Nor is his program limited to settling for this level of performance.
In the past, Pollard would have to rely on proprietary hardware and software on mainframes and supercomputers to do his work for these research programs. Like many such projects in academia, grants are the financial source for everything. Many times, justifying the $50,000 expense for a new mainframe might be done at the very first stages of getting grants for a project. But, after the project was underway, very rarely could Pollard ever get money to upgrade these proprietary systems--leaving he and his students stuck using computers that would grow more obsolete as the months would pass by.

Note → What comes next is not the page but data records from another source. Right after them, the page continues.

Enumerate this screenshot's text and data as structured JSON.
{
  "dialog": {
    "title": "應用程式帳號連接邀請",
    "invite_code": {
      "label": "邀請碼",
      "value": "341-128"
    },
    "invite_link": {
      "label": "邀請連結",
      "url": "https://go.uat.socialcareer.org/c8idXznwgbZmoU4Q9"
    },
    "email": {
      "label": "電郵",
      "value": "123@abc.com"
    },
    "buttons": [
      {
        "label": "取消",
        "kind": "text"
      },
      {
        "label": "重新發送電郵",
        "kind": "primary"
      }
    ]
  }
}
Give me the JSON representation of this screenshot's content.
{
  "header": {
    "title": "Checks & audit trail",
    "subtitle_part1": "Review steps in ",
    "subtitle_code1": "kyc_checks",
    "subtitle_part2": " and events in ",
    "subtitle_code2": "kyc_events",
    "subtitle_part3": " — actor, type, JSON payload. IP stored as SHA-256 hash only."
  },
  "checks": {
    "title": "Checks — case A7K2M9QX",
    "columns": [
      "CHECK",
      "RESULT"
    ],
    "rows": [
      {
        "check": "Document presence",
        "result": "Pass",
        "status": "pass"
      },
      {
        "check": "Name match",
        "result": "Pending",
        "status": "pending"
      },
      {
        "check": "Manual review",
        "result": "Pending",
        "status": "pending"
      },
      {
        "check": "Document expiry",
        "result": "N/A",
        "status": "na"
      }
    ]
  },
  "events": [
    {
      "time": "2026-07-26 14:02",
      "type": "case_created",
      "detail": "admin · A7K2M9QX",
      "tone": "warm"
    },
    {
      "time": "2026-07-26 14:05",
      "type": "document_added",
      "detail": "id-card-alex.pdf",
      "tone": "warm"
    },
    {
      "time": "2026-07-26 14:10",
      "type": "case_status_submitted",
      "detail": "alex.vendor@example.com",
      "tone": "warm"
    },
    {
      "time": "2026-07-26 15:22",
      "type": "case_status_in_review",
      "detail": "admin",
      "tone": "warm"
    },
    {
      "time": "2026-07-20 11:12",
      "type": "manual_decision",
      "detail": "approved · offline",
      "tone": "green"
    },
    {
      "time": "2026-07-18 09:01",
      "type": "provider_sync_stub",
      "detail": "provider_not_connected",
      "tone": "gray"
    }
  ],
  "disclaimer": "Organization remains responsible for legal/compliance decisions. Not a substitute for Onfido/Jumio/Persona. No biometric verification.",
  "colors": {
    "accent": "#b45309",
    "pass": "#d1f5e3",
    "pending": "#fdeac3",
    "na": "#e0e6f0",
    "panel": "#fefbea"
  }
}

Now, Pollard says, this kind of problem no longer affects him. "The thing that I think is great," he said, "Is that this is the first solution that provides real independence." Pollard went on to explain that because he is using machines with ordinary Intel CPUs, his initial hardware costs are much lower than they would be for a mainframe. Now he can obtain the same kind of performance for around $10,000--a number that is much easier to get from a grant.
And, because the hardware number is so much lower, Pollard feels free to ask for new hardware on subsequent rounds of funding. With the ability to roll out machines or even just processors on a regular basis, Pollard is assured he can keep his work running on relatively cutting edge hardware.
"Now all I have to do is assume these machines over just the lifetime of the grant," Pollard said.
Some of this upgradeability is due to more than just cost. Because of the standard nature of Red Hat, Pollard can shift his applications to the new or upgraded machines with ease. In the past, variations between different flavors of UNIX, for example, would delay porting his apps from older to newer machines as he had to tweak his software to play well with the new operating system.
This standardized platform assisted Pollard well even before he installed his cluster. During the viability testing for the initial grant proposal for this cluster, he was able to go from system to system around the campus and get performance numbers from other Red Hat machines.
Red Hat also helped him reduce system maintenance costs. In the past, a dedicated support staff member would have to handle many (if not all) administrative tasks on the mainframe Pollard used.
"I don't need a systems person to do everything like before," he said, adding that he now can handle most of the administrative tasks with Red Hat by himself, which saves his grant money for something else--like more students to think of more ways to find a solution to the problem of fibrillation.